« En réalité, l’homme, quelque savant qu’il soit, s’ignore lui-même et n’est que l’humble serviteur de son intelligence immobile à quatre dimensions au-dessous de laquelle il se meut, dans l’espace incomplet et transitoire à trois dimensions. »
Rassurons d’emblée le lecteur : dans ce « Voyage au pays de la quatrième dimension », il ne sera pas, ou il ne sera que très peu question de vertiges topologiques.

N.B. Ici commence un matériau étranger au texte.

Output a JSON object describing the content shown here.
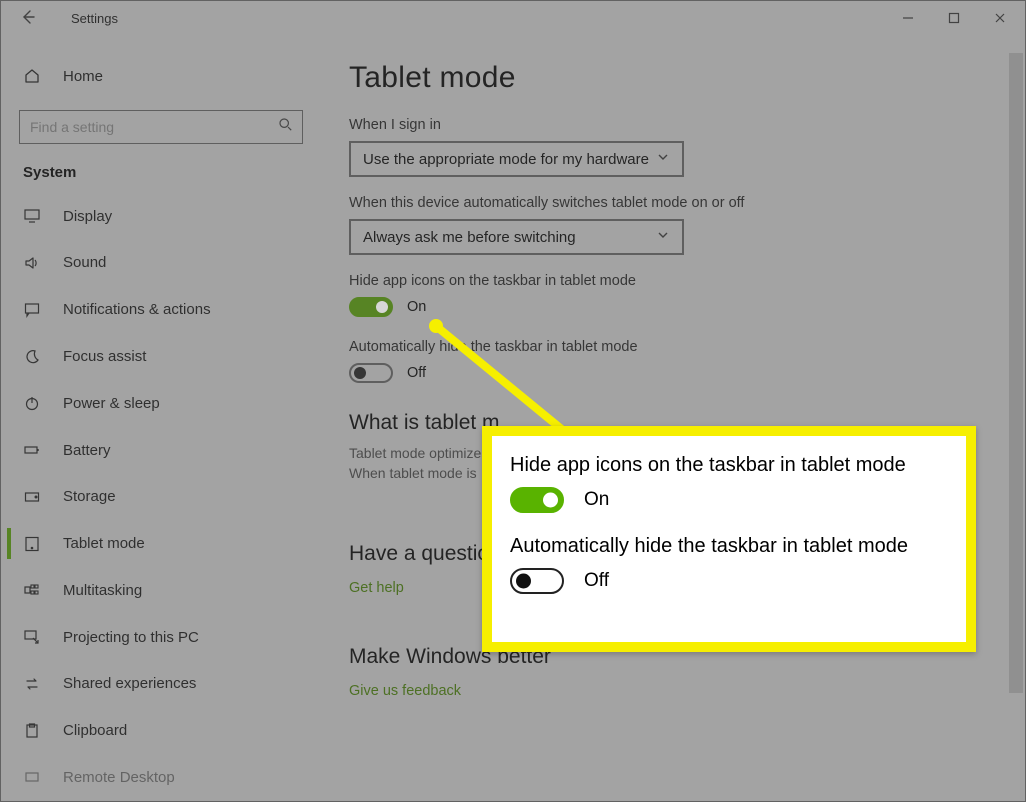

Rien ne pourra donc y effrayer le lecteur réticent à la lecture des cartes, aux projections dans l’espace, à la vision conceptuelle du tesseract, aux espaces p-adiques mis en scène par Greg Egan dans « Instanciations », ou même aux étranges vertiges de la réduction dimensionnelle que proposait le classique « Flatland » (1884) du théologien britannique Edwin Abbott. Mais, comme dans « Flatland », et dans la grand tradition swiftienne, la satire ne sera jamais très loin.

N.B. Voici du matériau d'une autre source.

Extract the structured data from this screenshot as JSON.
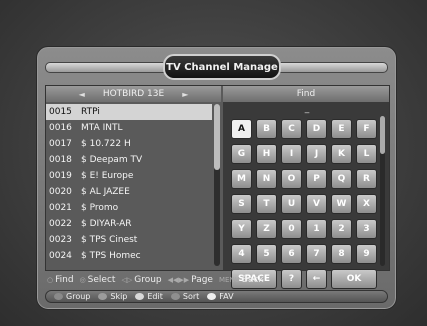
{
  "title": "TV Channel Manage",
  "satellite": {
    "name": "HOTBIRD 13E",
    "left_arrow": "◄",
    "right_arrow": "►"
  },
  "channels": [
    {
      "num": "0015",
      "name": "RTPi"
    },
    {
      "num": "0016",
      "name": "MTA INTL"
    },
    {
      "num": "0017",
      "name": "$ 10.722 H"
    },
    {
      "num": "0018",
      "name": "$ Deepam TV"
    },
    {
      "num": "0019",
      "name": "$ E! Europe"
    },
    {
      "num": "0020",
      "name": "$ AL JAZEE"
    },
    {
      "num": "0021",
      "name": "$ Promo"
    },
    {
      "num": "0022",
      "name": "$ DIYAR-AR"
    },
    {
      "num": "0023",
      "name": "$ TPS Cinest"
    },
    {
      "num": "0024",
      "name": "$ TPS Homec"
    }
  ],
  "selected_channel_index": 0,
  "find": {
    "label": "Find",
    "input_value": "_"
  },
  "keyboard": {
    "keys": [
      "A",
      "B",
      "C",
      "D",
      "E",
      "F",
      "G",
      "H",
      "I",
      "J",
      "K",
      "L",
      "M",
      "N",
      "O",
      "P",
      "Q",
      "R",
      "S",
      "T",
      "U",
      "V",
      "W",
      "X",
      "Y",
      "Z",
      "0",
      "1",
      "2",
      "3",
      "4",
      "5",
      "6",
      "7",
      "8",
      "9"
    ],
    "space": "SPACE",
    "question": "?",
    "backspace": "←",
    "ok": "OK",
    "active_key": "A"
  },
  "help": [
    {
      "key": "○",
      "label": "Find"
    },
    {
      "key": "◎",
      "label": "Select"
    },
    {
      "key": "◁▷",
      "label": "Group"
    },
    {
      "key": "◀◀▶▶",
      "label": "Page"
    },
    {
      "key": "MENU",
      "label": "Back"
    }
  ],
  "color_buttons": [
    {
      "label": "Group",
      "color": "#8a8a8a"
    },
    {
      "label": "Skip",
      "color": "#9c9c9c"
    },
    {
      "label": "Edit",
      "color": "#d8d8d8"
    },
    {
      "label": "Sort",
      "color": "#8f8f8f"
    },
    {
      "label": "FAV",
      "color": "#eeeeee"
    }
  ]
}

« Dans cet état d’intellectualité supérieure, voyage ne signifie rien et l’expression quatrième dimension n’est, elle-même, que la manifestation d’un état synthétique, plutôt que l’analyse d’une quantité nouvelle. »

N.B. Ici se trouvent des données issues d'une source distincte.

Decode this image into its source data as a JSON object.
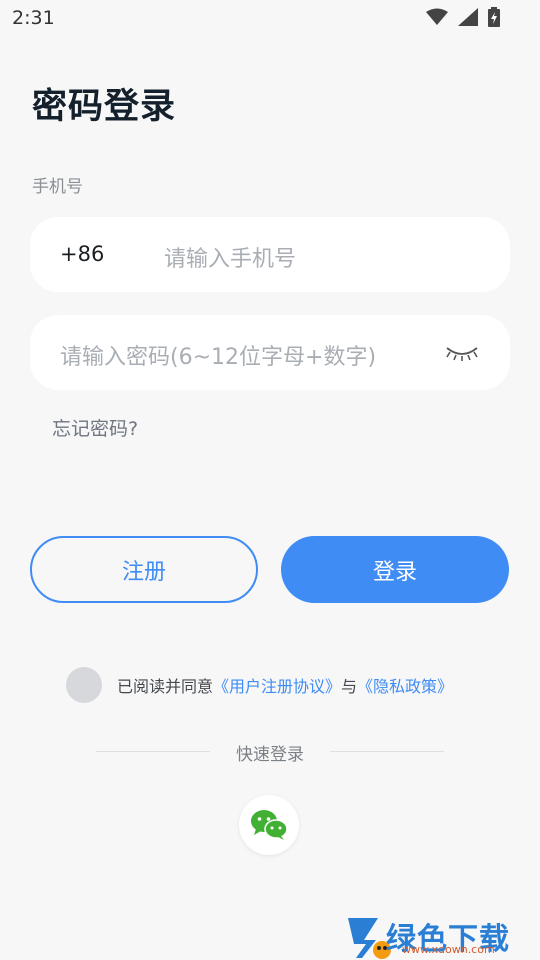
{
  "status_bar": {
    "time": "2:31",
    "icons": [
      "wifi-icon",
      "signal-icon",
      "battery-charging-icon"
    ]
  },
  "page": {
    "title": "密码登录"
  },
  "phone": {
    "label": "手机号",
    "country_code": "+86",
    "placeholder": "请输入手机号"
  },
  "password": {
    "placeholder": "请输入密码(6~12位字母+数字)",
    "toggle_icon": "eye-closed-icon"
  },
  "forgot_label": "忘记密码?",
  "buttons": {
    "register": "注册",
    "login": "登录"
  },
  "agreement": {
    "prefix": "已阅读并同意",
    "user_agreement": "《用户注册协议》",
    "conjunction": "与",
    "privacy_policy": "《隐私政策》",
    "checked": false
  },
  "quick_login": {
    "label": "快速登录",
    "icons": [
      "wechat-icon"
    ]
  },
  "watermark": {
    "title": "绿色下载站",
    "url": "www.xdown.com"
  },
  "colors": {
    "accent": "#3f8cf4",
    "background": "#f7f7f8",
    "wechat": "#41b035"
  }
}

Qu’est donc au juste cette « quatrième dimension » pour Gaston de Pawlowski ? Une vision synthétique, syncrétique, scientifique et philosophique à la fois, peut-être influencée par le positivisme d’Auguste Comte, une vision sur laquelle il revient à plusieurs reprises sans jamais parvenir à en donner une idée véritablement limpide. “Lorsqu’on est parvenu au pays de la quatrième dimension ; lorsque l’on est libéré à tout jamais des notions d’espace et de temps, c’est avec cette intelligence-là que l’on pense et que l’on réfléchit”, écrit-il. “ Grâce à elle, on se trouve confondu avec l’univers entier, avec les évènements prétendus futurs, comme avec les évènements prétendus passés. Le tout ne forme plus qu’un monde de qualités immobiles et innombrables, qui ne sont, en quelque sorte, que les lignes harmonieuses d’un même chef-d’œuvre.” Les lecteurs les moins charitables auront beau jeu de voir dans cette tentative d’explication un bel exemple de ce qu’on a pu nommer la pensée-beatnik, celle du globe-trotter des années soixante qui, perdu quelque part sur les routes de l’Inde, vient de fumer un pétard un peu trop fortement dosé. Mais si Gaston de Pawlowski peut paraître ici et là fumeux ou verbeux – rien d’autre que le lot très commun d’une vaste part de la philosophie – là ne réside pas l’essentiel. Et l’essentiel ne réside pas non plus dans certains passages à la limite entre le charlatanisme (ou l’humour) pour lecteurs trop crédules et la fiction (comme lorsqu’il explique au chapitre II, “Le Ruban défait”, en mentionnant les travaux topologiques du mathématicien Félix Klein, l’inventeur de la bouteille qui n’a ni intérieur ni extérieur, qu’il possède un coffret à dimension supplémentaire dans lequel il est possible de glisser un objet sans l’ouvrir, et même sans défaire le nœud du ruban qui l’entoure), ni dans sa crédulité quant aux phénomènes de matérialisations à distance (“dont on trouvera un jour l’explication scientifique et rationnelle”), d’extériorisations de force, de déplacement spontané de mobilier ou même de lévitation, vis-à-vis desquels il fait preuve d’une naïveté à la Camille Flammarion.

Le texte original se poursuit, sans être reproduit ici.